Oliver Kaczmarek (born 8 August 1970) is a German politician of the Social Democratic Party (SPD) who has been serving as a member of the Bundestag from the state of North Rhine-Westphalia since 2009.

== Political career ==
Kaczmarek first became a member of the Bundestag in the 2009 German federal election, representing the Unna district. He was a member of the Committee on the Environment, Nature Conservation, Building and Nuclear Safety before moving to the Committee for Education, Research and Technology Assessment in 2011. Since 2018, he has been serving as his parliamentary group's spokesperson on education and research.

In addition to his committee assignments, Kaczmarek is part of the German-Belarusian Parliamentary Friendship Group. Within the SPD parliamentary group, he belongs to the Parliamentary Left, a left-wing movement.

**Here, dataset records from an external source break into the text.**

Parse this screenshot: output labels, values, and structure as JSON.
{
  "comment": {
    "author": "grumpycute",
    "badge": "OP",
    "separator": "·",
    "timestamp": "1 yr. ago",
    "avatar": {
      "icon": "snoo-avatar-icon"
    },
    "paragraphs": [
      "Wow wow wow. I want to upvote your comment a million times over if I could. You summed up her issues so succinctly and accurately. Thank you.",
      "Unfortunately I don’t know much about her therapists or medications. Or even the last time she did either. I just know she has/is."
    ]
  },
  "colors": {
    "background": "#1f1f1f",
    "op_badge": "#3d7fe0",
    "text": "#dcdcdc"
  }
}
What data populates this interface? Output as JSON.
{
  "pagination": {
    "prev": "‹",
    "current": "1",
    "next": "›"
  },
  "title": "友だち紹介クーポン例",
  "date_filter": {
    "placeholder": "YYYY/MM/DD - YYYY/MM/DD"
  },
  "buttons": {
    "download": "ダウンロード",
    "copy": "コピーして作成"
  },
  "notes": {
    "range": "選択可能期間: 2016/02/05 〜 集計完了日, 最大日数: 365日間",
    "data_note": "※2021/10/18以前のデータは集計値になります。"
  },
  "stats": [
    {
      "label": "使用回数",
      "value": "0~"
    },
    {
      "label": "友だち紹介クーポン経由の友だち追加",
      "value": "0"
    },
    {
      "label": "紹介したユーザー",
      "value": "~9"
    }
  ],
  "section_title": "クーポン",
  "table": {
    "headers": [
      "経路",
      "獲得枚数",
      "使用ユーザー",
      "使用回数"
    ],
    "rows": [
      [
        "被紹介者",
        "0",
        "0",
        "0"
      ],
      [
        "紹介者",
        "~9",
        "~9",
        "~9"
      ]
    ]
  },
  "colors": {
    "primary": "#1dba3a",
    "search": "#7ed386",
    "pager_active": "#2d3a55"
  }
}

In the negotiations to form a fourth coalition government under Chancellor Angela Merkel following the 2017 federal elections, Kaczmarek was part of the working group on education policy, led by Annegret Kramp-Karrenbauer, Stefan Müller and Hubertus Heil.

Kaczmarek co-chaired the SPD’s national conventions in Wiesbaden (2018) – during which the party elected Andrea Nahles as its first-ever female leader – and Berlin (2019).

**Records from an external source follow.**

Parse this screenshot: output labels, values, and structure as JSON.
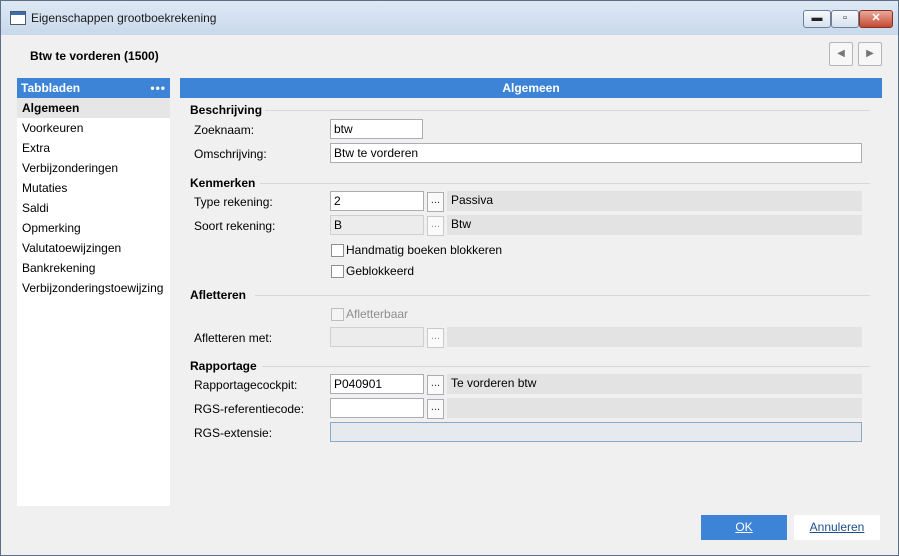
{
  "window": {
    "title": "Eigenschappen grootboekrekening",
    "minimize": "▬",
    "maximize": "▫",
    "close": "✕"
  },
  "header": {
    "title": "Btw te vorderen (1500)",
    "prev": "◀",
    "next": "▶"
  },
  "tabs": {
    "heading": "Tabbladen",
    "more": "•••",
    "items": [
      "Algemeen",
      "Voorkeuren",
      "Extra",
      "Verbijzonderingen",
      "Mutaties",
      "Saldi",
      "Opmerking",
      "Valutatoewijzingen",
      "Bankrekening",
      "Verbijzonderingstoewijzing"
    ]
  },
  "main": {
    "heading": "Algemeen",
    "beschrijving": {
      "title": "Beschrijving",
      "zoeknaam_label": "Zoeknaam:",
      "zoeknaam_value": "btw",
      "omschrijving_label": "Omschrijving:",
      "omschrijving_value": "Btw te vorderen"
    },
    "kenmerken": {
      "title": "Kenmerken",
      "type_label": "Type rekening:",
      "type_value": "2",
      "type_desc": "Passiva",
      "soort_label": "Soort rekening:",
      "soort_value": "B",
      "soort_desc": "Btw",
      "handmatig_label": "Handmatig boeken blokkeren",
      "geblokkeerd_label": "Geblokkeerd"
    },
    "afletteren": {
      "title": "Afletteren",
      "afletterbaar_label": "Afletterbaar",
      "met_label": "Afletteren met:",
      "met_value": ""
    },
    "rapportage": {
      "title": "Rapportage",
      "cockpit_label": "Rapportagecockpit:",
      "cockpit_value": "P040901",
      "cockpit_desc": "Te vorderen btw",
      "rgs_label": "RGS-referentiecode:",
      "rgs_value": "",
      "rgs_ext_label": "RGS-extensie:",
      "rgs_ext_value": ""
    },
    "lookup_glyph": "..."
  },
  "footer": {
    "ok": "OK",
    "cancel": "Annuleren"
  },
  "colors": {
    "accent": "#3e84d6"
  }
}
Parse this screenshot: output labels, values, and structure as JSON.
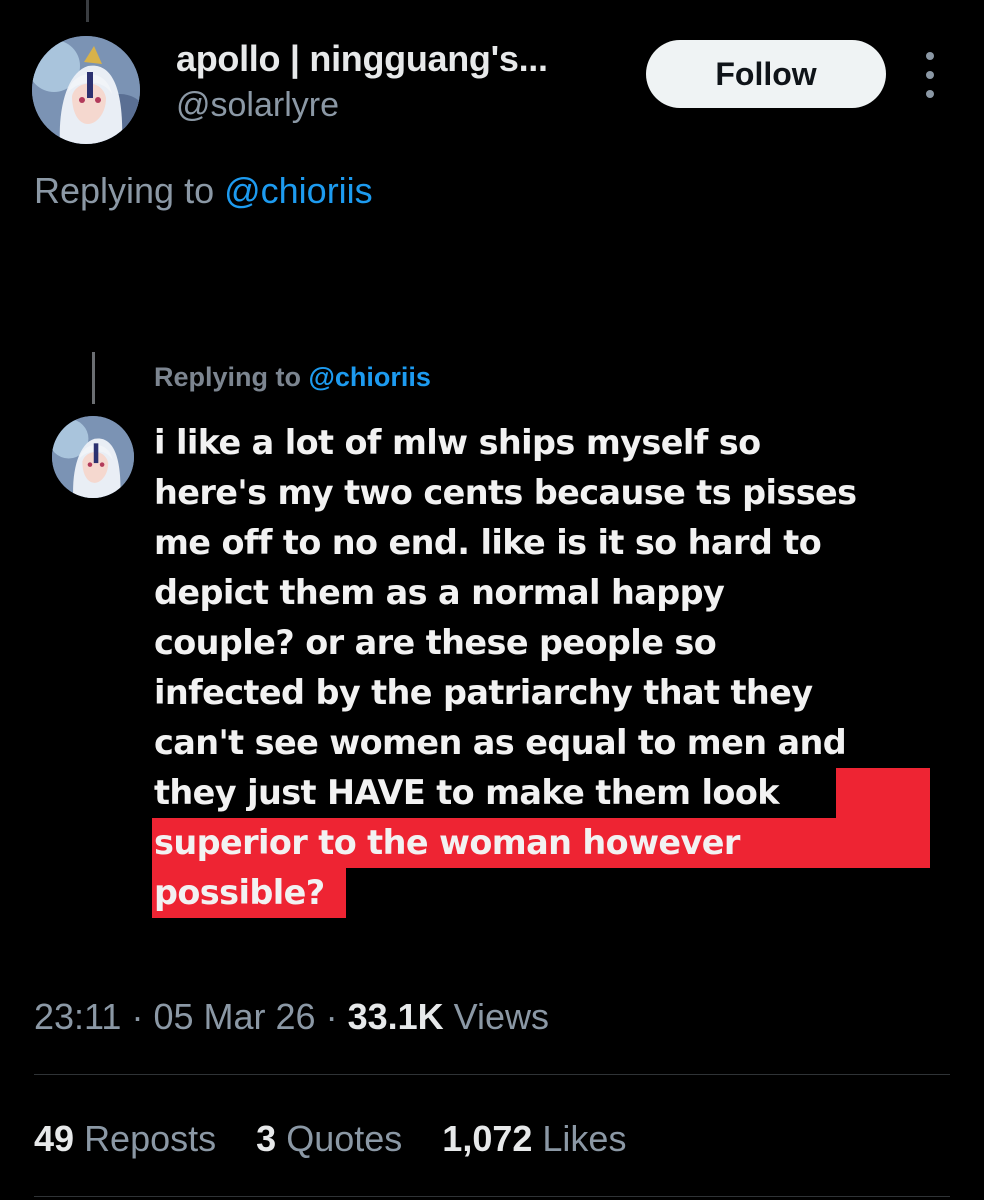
{
  "author": {
    "display_name": "apollo | ningguang's...",
    "handle": "@solarlyre"
  },
  "follow_label": "Follow",
  "reply_context": {
    "prefix": "Replying to ",
    "mention": "@chioriis"
  },
  "embedded_post": {
    "reply_prefix": "Replying to ",
    "reply_mention": "@chioriis",
    "lines": [
      "i like a lot of mlw ships myself so",
      "here's my two cents because ts pisses",
      "me off to no end. like is it so hard to",
      "depict them as a normal happy",
      "couple? or are these people so",
      "infected by the patriarchy that they",
      "can't see women as equal to men and",
      "they just HAVE to make them look"
    ],
    "highlighted_lines": [
      "superior to the woman however",
      "possible?"
    ],
    "highlight_color": "#ee2433"
  },
  "meta": {
    "time": "23:11",
    "date": "05 Mar 26",
    "views_count": "33.1K",
    "views_label": "Views",
    "separator": "·"
  },
  "stats": {
    "reposts_count": "49",
    "reposts_label": "Reposts",
    "quotes_count": "3",
    "quotes_label": "Quotes",
    "likes_count": "1,072",
    "likes_label": "Likes"
  },
  "colors": {
    "background": "#000000",
    "accent": "#1d9bf0",
    "secondary_text": "#8b98a5"
  }
}
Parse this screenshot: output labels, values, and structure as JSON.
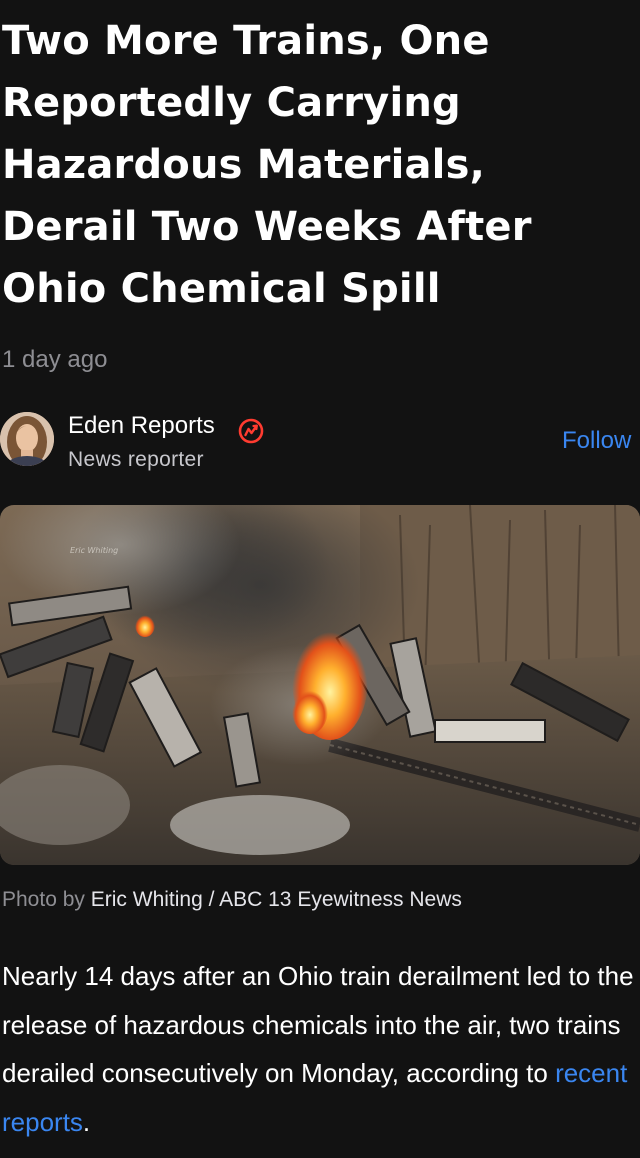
{
  "article": {
    "headline": "Two More Trains, One Reportedly Carrying Hazardous Materials, Derail Two Weeks After Ohio Chemical Spill",
    "timestamp": "1 day ago",
    "author": {
      "name": "Eden Reports",
      "role": "News reporter",
      "badge_icon": "news-badge-icon",
      "badge_color": "#ff3b30"
    },
    "follow_label": "Follow",
    "photo": {
      "watermark": "Eric Whiting"
    },
    "caption": {
      "prefix": "Photo by",
      "credit": "Eric Whiting / ABC 13 Eyewitness News"
    },
    "body": {
      "text_before_link": "Nearly 14 days after an Ohio train derailment led to the release of hazardous chemicals into the air, two trains derailed consecutively on Monday, according to ",
      "link_text": "recent reports",
      "text_after_link": "."
    }
  },
  "colors": {
    "background": "#121212",
    "link": "#3a86f0",
    "muted": "#8e8e93"
  }
}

In the negotiations to form a so-called traffic light coalition of the SPD, the Green Party and the Free Democrats (FDP) following the 2021 German elections, he was again part of his party's delegation in the working group on education policy, this time co-chaired by Andreas Stoch, Felix Banaszak and Jens Brandenburg.

== Other activities ==
- University of Hagen, Member of the Parliamentary Advisory Board (since 2022)
- Leibniz Association, Member of the Senate (since 2021)
- Business Forum of the Social Democratic Party of Germany, Member of the Political Advisory Board (since 2020)
- Studentenwerk, Member of the Board of Trustees (since 2014)
- German-Belarusian Society, Member of the Board
- spw – Zeitschrift für sozialistische Politik und Wirtschaft, Member of the Editorial Board
- Stiftung Lesen, Member of the Board of Trustees
- IG Bergbau, Chemie, Energie (IG BCE), Member
- German United Services Trade Union (ver.di), Member

== Political positions ==
In the SPD’s 2019 leadership election, Kaczmarek supported Klara Geywitz and Olaf Scholz.